Premier Jay Weatherill, who in 2014 announced a revamped board “to address challenges facing the state’s economy”, said the incoming trio would bring “decades of experience across key areas”.

“Our state has faced stiff headwinds over the past few years, but our economy is heading in the right direction,” he said.

“The Economic Development Board has been a valuable source of guidance for the Government for more than a decade… there’s still more work ahead of us and I’m confident the board will continue to assist the Government as we strive to modernise our economy.”

Board members are paid $45,000 a year.

Rungie worked for not-for-profit aged care provider ACH Group for almost three decades, most recently as CEO. He resigned this year, saying he would “model his promotions of life transitions by taking a gap year”.

Chase is executive chair and managing director of Cowell Electric Supply, an Eyre Peninsula-based powerline construction and electrical contracting company.

Glass is co-founder and executive producer at Adelaide’s Slingsby theatre company and a former CEO of the Adelaide Fringe.

The EDB was set up by Mike Rann in 2002, with Robert Champion de Crespigny as chair.

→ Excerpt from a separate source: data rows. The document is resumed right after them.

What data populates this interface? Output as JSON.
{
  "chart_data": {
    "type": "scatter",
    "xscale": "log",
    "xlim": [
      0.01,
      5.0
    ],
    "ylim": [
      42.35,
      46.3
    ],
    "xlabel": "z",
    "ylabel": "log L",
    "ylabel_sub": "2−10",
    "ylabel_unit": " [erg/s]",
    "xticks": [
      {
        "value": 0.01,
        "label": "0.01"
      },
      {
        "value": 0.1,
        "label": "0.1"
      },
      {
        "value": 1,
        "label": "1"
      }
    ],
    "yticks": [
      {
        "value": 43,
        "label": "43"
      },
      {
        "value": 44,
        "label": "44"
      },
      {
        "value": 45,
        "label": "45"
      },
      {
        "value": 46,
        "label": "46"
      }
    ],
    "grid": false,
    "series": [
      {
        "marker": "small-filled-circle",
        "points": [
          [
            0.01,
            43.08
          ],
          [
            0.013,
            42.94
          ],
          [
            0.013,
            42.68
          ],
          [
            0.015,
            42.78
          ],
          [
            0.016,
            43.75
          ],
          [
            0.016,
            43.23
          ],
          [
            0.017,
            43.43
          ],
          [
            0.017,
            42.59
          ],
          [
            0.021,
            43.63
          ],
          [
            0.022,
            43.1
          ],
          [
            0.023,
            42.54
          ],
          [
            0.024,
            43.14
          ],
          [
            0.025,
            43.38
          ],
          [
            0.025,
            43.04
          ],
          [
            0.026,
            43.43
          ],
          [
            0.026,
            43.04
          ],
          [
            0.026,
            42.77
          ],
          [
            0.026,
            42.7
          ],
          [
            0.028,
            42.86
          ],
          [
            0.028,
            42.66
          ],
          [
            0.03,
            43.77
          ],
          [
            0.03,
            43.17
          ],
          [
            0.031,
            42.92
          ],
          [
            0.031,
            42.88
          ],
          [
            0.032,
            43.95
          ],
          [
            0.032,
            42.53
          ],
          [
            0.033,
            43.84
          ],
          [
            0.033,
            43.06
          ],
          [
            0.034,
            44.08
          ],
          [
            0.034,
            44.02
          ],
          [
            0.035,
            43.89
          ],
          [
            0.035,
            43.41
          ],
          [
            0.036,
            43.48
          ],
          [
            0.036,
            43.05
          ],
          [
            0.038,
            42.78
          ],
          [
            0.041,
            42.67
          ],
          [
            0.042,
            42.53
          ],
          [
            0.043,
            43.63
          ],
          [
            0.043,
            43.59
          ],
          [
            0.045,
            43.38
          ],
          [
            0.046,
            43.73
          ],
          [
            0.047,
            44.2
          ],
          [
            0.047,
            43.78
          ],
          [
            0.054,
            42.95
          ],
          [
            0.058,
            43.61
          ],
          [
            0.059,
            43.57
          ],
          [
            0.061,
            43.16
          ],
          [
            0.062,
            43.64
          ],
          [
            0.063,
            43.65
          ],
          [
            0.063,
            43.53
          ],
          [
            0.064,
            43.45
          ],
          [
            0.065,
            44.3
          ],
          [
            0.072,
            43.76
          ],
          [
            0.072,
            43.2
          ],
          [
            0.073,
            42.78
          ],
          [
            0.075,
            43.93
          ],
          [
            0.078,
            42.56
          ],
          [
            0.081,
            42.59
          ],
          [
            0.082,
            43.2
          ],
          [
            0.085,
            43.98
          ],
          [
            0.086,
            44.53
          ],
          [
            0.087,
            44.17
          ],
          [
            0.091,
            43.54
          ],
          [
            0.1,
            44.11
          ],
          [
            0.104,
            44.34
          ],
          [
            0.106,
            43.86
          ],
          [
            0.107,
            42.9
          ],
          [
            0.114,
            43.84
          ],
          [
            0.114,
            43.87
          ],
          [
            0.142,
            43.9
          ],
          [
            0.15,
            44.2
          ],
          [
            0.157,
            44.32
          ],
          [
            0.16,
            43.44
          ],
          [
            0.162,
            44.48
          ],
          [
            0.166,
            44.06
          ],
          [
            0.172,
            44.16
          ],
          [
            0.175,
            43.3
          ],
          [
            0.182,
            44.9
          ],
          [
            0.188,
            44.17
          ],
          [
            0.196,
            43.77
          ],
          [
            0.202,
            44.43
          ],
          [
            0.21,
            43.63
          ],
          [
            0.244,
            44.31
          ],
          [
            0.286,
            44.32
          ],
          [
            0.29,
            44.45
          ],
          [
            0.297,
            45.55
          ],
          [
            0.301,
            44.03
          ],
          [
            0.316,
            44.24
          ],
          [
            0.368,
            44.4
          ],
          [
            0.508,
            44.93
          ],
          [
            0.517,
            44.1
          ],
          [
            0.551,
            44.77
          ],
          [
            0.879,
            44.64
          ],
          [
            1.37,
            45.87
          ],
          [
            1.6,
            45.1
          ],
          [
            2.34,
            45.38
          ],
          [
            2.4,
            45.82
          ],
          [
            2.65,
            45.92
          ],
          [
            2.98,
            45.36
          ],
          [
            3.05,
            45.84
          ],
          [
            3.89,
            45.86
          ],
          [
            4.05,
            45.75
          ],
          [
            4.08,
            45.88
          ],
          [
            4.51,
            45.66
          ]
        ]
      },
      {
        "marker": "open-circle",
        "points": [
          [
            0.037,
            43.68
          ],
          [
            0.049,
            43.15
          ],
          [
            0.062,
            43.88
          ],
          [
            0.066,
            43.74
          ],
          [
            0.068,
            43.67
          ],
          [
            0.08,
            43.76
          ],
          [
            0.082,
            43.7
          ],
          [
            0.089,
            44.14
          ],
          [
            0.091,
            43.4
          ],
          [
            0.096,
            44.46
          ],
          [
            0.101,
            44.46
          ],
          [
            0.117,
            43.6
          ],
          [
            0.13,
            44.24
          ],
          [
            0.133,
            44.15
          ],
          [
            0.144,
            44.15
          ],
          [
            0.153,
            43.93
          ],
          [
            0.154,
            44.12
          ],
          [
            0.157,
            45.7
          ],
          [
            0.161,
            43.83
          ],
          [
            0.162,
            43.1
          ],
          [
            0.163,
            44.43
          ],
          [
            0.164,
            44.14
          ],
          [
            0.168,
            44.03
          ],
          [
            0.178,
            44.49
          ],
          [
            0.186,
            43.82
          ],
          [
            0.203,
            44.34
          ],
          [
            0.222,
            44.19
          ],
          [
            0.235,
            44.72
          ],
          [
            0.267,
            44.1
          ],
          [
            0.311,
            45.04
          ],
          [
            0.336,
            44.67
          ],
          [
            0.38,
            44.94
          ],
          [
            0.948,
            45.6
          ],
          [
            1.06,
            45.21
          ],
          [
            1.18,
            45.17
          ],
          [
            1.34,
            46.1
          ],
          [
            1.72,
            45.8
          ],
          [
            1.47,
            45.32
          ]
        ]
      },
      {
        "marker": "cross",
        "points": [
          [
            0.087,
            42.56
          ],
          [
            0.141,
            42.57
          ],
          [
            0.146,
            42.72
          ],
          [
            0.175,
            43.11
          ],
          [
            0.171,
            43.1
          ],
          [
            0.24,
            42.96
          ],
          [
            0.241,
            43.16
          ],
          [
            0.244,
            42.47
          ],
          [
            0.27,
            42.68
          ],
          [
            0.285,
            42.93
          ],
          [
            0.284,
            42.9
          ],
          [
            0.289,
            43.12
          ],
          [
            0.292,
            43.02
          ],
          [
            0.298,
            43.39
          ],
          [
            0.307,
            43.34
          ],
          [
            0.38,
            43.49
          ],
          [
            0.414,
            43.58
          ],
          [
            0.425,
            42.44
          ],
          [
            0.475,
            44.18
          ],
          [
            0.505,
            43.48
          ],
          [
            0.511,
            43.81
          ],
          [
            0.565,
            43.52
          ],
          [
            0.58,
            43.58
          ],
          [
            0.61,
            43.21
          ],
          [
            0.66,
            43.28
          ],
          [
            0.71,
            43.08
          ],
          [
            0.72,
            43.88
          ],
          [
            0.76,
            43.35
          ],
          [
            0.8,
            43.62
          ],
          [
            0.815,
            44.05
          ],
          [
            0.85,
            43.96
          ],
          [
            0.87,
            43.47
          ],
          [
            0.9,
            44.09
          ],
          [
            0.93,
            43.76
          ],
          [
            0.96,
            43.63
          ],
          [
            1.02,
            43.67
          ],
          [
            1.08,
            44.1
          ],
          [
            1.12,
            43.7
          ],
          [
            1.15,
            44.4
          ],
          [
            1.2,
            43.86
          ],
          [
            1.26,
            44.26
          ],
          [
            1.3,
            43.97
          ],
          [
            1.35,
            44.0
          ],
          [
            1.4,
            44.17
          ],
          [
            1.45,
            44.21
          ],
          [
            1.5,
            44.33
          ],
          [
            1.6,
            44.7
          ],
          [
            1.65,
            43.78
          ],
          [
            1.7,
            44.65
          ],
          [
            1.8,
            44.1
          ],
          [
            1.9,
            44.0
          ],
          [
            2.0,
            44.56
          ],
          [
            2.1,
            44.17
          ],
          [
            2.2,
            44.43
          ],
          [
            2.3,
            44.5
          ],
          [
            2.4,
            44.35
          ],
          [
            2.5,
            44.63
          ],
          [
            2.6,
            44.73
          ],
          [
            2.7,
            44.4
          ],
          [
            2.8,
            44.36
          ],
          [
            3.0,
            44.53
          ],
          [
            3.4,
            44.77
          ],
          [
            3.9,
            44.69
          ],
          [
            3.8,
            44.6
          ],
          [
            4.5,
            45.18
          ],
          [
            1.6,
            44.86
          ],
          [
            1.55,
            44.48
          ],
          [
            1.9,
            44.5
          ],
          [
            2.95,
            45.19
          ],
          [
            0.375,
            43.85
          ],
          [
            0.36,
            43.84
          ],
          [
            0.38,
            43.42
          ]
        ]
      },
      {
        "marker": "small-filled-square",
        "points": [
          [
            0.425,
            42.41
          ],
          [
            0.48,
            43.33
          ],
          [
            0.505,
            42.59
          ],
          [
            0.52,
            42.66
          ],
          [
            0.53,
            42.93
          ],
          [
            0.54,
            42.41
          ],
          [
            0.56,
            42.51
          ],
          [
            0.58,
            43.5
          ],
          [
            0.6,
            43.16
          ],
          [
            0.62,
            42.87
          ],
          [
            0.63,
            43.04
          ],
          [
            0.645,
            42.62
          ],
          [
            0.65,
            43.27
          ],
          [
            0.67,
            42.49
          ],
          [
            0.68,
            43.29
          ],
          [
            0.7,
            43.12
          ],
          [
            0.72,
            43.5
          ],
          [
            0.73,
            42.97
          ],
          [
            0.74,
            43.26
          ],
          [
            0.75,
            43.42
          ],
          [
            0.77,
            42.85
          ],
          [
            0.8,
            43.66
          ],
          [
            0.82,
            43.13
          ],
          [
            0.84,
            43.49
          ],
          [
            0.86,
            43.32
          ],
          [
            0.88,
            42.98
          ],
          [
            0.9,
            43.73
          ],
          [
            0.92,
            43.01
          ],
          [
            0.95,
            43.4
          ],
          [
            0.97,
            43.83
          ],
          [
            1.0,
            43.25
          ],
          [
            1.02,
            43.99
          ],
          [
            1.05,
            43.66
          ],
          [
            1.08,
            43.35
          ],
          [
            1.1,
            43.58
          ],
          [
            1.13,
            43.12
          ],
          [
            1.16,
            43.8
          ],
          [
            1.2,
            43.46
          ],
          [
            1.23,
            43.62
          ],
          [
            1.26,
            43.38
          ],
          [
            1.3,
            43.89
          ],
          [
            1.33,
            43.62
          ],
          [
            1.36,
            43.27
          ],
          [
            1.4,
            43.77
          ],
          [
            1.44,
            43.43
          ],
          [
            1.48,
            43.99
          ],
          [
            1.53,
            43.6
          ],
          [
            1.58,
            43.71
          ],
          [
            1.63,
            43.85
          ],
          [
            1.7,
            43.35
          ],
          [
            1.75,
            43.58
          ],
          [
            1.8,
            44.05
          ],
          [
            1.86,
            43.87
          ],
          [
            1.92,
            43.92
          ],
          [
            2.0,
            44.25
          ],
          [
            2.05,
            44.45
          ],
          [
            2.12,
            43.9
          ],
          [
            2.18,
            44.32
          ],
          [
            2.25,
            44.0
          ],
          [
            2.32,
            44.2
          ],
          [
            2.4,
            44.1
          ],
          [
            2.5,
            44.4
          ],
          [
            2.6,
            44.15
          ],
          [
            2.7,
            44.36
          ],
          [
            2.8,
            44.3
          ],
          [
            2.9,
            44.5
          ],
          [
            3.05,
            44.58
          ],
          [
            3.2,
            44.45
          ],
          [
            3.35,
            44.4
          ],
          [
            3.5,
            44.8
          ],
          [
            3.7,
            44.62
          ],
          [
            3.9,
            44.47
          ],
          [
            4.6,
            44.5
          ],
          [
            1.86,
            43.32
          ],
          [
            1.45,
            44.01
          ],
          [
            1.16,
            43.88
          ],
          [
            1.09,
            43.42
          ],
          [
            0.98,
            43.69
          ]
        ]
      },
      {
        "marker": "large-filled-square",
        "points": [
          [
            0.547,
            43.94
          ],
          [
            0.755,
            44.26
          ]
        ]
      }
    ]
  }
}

It has since been overseen by Bruce Carter and its current chair Raymond Spencer.

Opposition Leader Steven Marshall last year pledged that a future Liberal Government would abolish the board and replace it with his long-promised state-based Productivity Commission.

“Either they’re not providing advice or the Government’s not listening to the advice,” he said at the time.

“Either way we find ourselves in a state where our economy is a real problem.”